Objective: Attention-deficit/hyperactivity disorder (ADHD) is a common neurodevelopmental disorder with high heritability. A total of 27 genome-wide significant loci for ADHD were previously identified through genome-wide association studies (GWASs), but the identification of risk genes that confer susceptibility to ADHD has remained largely unexplored.

Method: As ADHD is a neurodevelopmental disorder, we integrated human brain prenatal gene and transcript expression weight data (n = 120) and ADHD GWAS summary statistics (n = 225,534; 38,691 cases and 186,843 controls) to perform a transcriptome-wide association study (TWAS) by FUSION (an analytic suite).

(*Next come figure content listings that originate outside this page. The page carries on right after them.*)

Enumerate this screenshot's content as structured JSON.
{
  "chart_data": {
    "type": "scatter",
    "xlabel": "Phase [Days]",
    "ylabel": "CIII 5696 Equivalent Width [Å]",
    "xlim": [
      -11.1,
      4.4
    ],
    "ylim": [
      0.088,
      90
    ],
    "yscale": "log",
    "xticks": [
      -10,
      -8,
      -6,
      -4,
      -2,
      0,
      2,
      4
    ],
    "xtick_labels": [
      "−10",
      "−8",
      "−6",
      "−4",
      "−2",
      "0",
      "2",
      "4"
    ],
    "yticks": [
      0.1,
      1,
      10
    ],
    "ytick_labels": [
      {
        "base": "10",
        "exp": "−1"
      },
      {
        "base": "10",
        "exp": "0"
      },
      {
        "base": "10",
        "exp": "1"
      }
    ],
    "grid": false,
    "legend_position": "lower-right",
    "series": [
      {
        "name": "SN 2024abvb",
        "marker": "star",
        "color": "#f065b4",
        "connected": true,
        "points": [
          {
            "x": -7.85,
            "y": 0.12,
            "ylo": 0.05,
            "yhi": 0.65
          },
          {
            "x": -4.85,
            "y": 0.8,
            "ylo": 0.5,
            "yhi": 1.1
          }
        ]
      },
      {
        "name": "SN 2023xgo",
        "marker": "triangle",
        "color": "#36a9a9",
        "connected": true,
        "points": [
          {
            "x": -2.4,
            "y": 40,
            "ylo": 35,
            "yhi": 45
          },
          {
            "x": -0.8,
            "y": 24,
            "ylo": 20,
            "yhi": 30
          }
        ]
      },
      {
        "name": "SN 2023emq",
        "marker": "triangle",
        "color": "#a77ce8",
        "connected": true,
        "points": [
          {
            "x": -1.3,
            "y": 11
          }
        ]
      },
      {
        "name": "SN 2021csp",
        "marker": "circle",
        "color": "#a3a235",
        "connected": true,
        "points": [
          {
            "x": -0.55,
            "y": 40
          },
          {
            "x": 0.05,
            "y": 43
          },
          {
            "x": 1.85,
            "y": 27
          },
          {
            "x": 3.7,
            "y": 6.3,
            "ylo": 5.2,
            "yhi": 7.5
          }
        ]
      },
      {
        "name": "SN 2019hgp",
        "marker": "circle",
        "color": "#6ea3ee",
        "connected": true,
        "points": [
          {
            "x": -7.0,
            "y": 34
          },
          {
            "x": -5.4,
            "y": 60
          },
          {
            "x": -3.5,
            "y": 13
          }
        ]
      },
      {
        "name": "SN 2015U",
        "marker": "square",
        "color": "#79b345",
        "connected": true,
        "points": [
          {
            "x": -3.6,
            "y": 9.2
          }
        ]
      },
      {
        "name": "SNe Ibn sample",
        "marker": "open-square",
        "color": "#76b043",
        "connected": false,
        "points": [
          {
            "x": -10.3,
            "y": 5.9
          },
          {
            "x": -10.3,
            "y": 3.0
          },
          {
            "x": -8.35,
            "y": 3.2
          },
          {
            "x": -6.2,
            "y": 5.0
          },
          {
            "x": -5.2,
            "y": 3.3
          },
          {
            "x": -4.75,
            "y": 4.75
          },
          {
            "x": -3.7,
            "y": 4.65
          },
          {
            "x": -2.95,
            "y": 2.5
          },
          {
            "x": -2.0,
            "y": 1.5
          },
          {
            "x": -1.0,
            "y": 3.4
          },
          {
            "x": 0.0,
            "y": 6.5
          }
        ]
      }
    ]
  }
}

Results: Our analysis identified 10 genes, including LSM6, HYAL3, METTL15, RPS26, LRRC37A15P, RP11-142I20.1, ABCB9, AP006621.5, AC000068.5, and PDXDC1, that are significantly associated with ADHD, along with 8 transcripts of 7 genes. We also conducted TWAS analysis using CommonMind Consortium (CMC) adult brain gene and gene-splicing expression weights (n = 452), which highlighted several risk genes that showed associations with ADHD in both prenatal and postnatal stages, such as LSM6 and HYAL3.

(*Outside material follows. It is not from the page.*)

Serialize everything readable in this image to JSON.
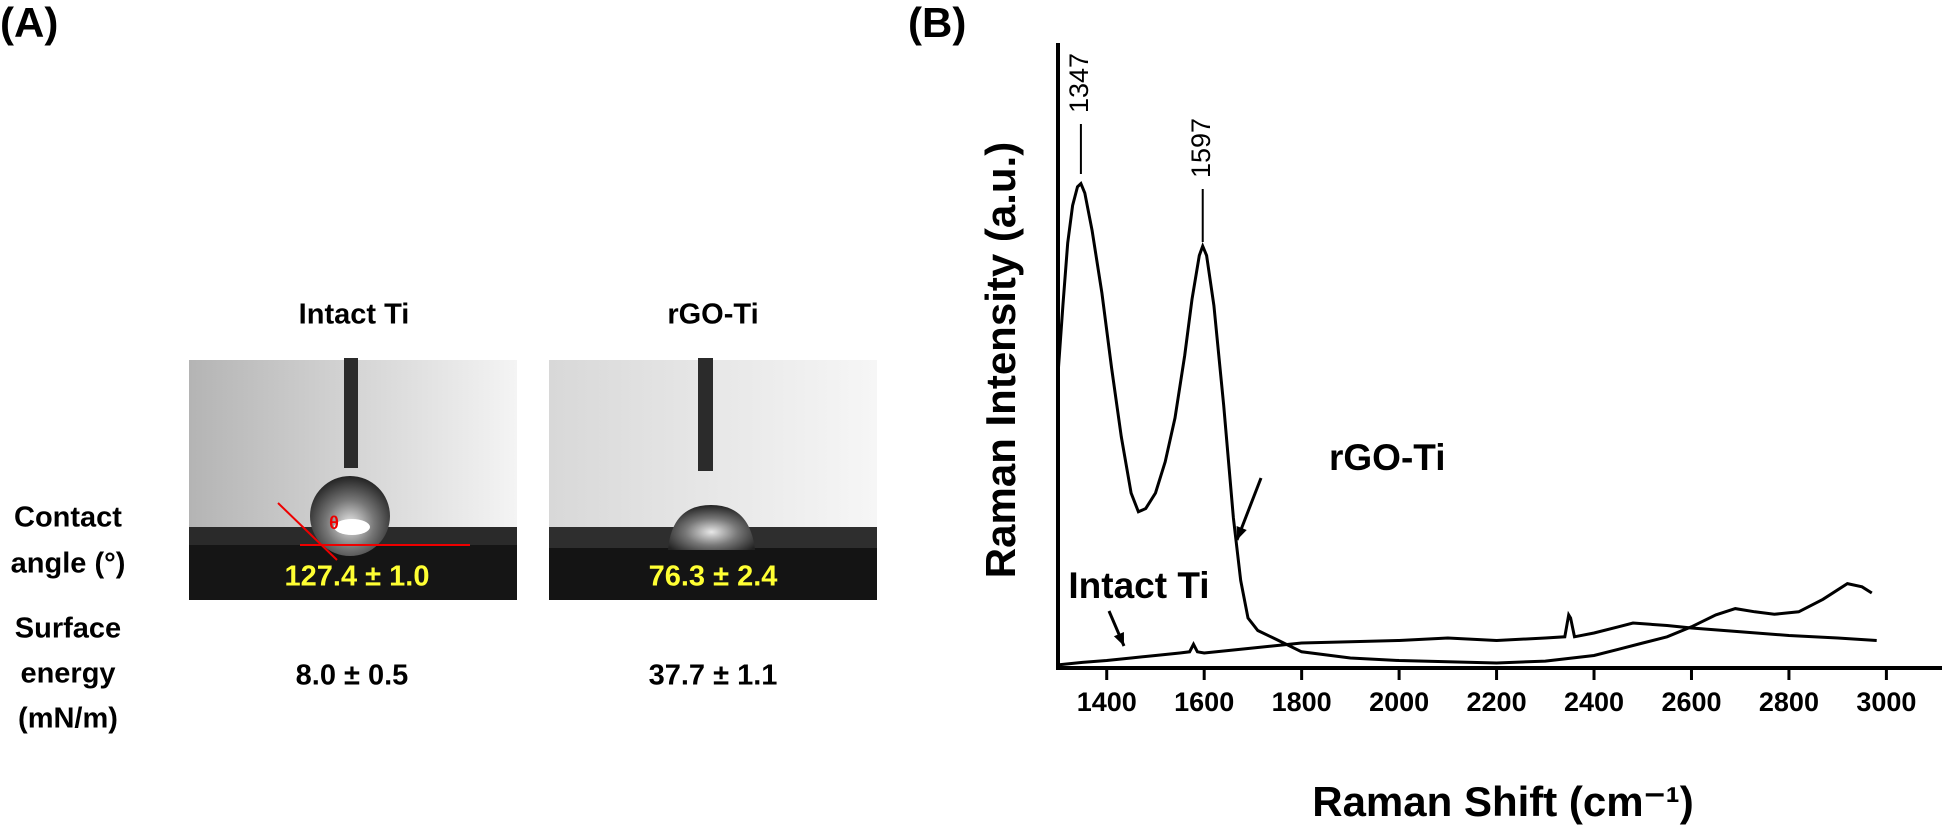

Conclusion: Overall, our TWAS of ADHD, by integrating human prenatal brain transcriptome and ADHD GWAS results, uncovered the cis-effects of gene/transcript regulation that are predicted to be associated with ADHD. By combining colocalization and FOCUS fine-mapping analysis, we further unraveled potential causal candidate risk genes. The risk genes/transcripts that we identified in this study can serve as a valuable resource for further investigation of the disease mechanisms underlying ADHD.